A corrida da renda fixa para a variável
Casos como o do casal explicam parte da aceleração de investidores no mercado na última década. Mas, o principal impulso viria a partir de 2017, com a trajetória de declínio do juro básico da economia. Entre dezembro de 2016 e 2020, a taxa Selic despencou de 14% para 2% ao ano.
Conforme o analista de renda variável da Warren Eduardo Grübler, a corrida da renda fixa (títulos remunerados pela Selic) para a renda variável (ações em bolsa) na tentativa de contornar juros reais (taxa nominal da Selic descontada a inflação) negativos do período foi uma "explosão".

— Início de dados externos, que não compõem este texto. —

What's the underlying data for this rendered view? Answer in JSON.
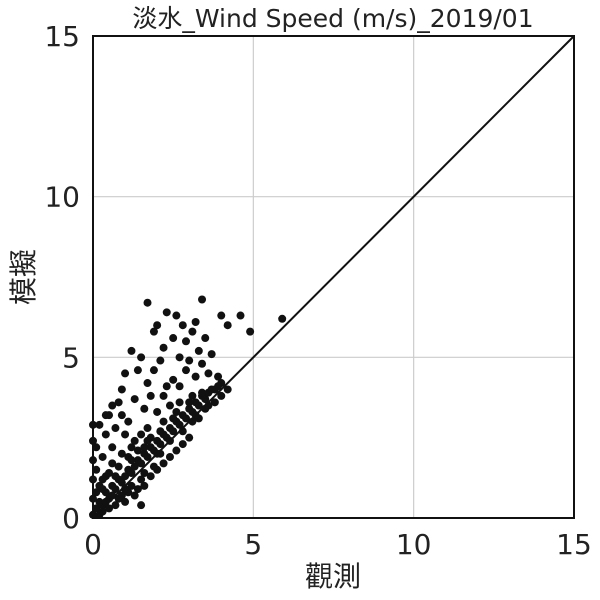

O problema, explica o analista, é que muitos iniciantes encontraram um ambiente desfavorável, seja pelas métricas, preços ou variáveis macroeconômicas. Mesmo assim, lembra, a percepção da época era de que "qualquer coisa" seria melhor do que juros tão baixos:
— Até 2017 foi um momento interessante, coincidindo com a aceleração dos novos CPFs, mas não demorou para que a bolsa deixasse de ser tão barata. O que não significa impossibilidade de ganhos, tanto que as pessoas continuaram a entrar a despeito de perspectivas nem tão favoráveis, mas por razões comportamentais: para aproveitar a alta. E, em 2020, veio o choque.
No ano passado, a B3 registrou a primeira queda (-11,93%) desde 2015. Um ano antes, em 2020, já exibia alta mais contida, de 2,92%. Isso após sequência de quatro crescimentos anuais acima de dois dígitos (em duas, acima de 30%, em 2016 e 2019).
Concorrência maior no mercado
Líder regional da XP Inc no RS, Rafael Carmo aponta que a B3 partiu de patamar de 60 mil pontos, em 2016, para próximo a 120 mil em 2020. A pontuação do Ibovespa, o principal índice acionário do país, é um balizador dos ânimos no mercado. Quando sobe, revela fatores positivos da dinâmica, fundamentado em elementos como expectativa dos investidores, cenários macroeconômicos e valorização das empresas que formam a carteira teórica do indicador.
No meio do caminho, diz o economista-chefe da Geral Asset, Denilson Alencastor, houve ainda reorganização do mercado, o que abriu as portas para a oferta de novas plataforma de investimentos e, com elas, abundância de informações financeiras, sobretudo nas redes sociais. Redução de custos, como taxas de corretagem, de custódia e valores fixos para ordens de compra e venda, também explicam, segundo ele, caminhos melhores para pessoas físicas nas alocações de risco.
A Warren Investimentos é fruto desse ambiente. Surge em 2017, na capital gaúcha, com a proposta de popularizar estratégias e fundos antes restritos aos family offices (serviço especializado para as famílias de alto poder aquisitivo). Em 2019, a XP, cujo embrião também foi gerado em Porto Alegre no início dos anos 2000, ganharia o mundo com lançamento de ações na Nasdaq, em Nova York, que captou US$ 2,25 bilhões na ocasião.
Para Carmo, o crescimento de redes sociais e influenciadores digitais, patrocinados pelas corretoras para "falar de mercado", ajudou a modelar o novo comportamento do investidor brasileiro, que está, agora, "mais maduro":
— Antes, o custo das operações tinha taxa de corretagem de R$ 15 por ordem (de compra ou venda), hoje algumas sequer cobram, e isso nasce com a concorrência. (...) Deixa a porta aberta para qualquer um que deseje investir em bolsa.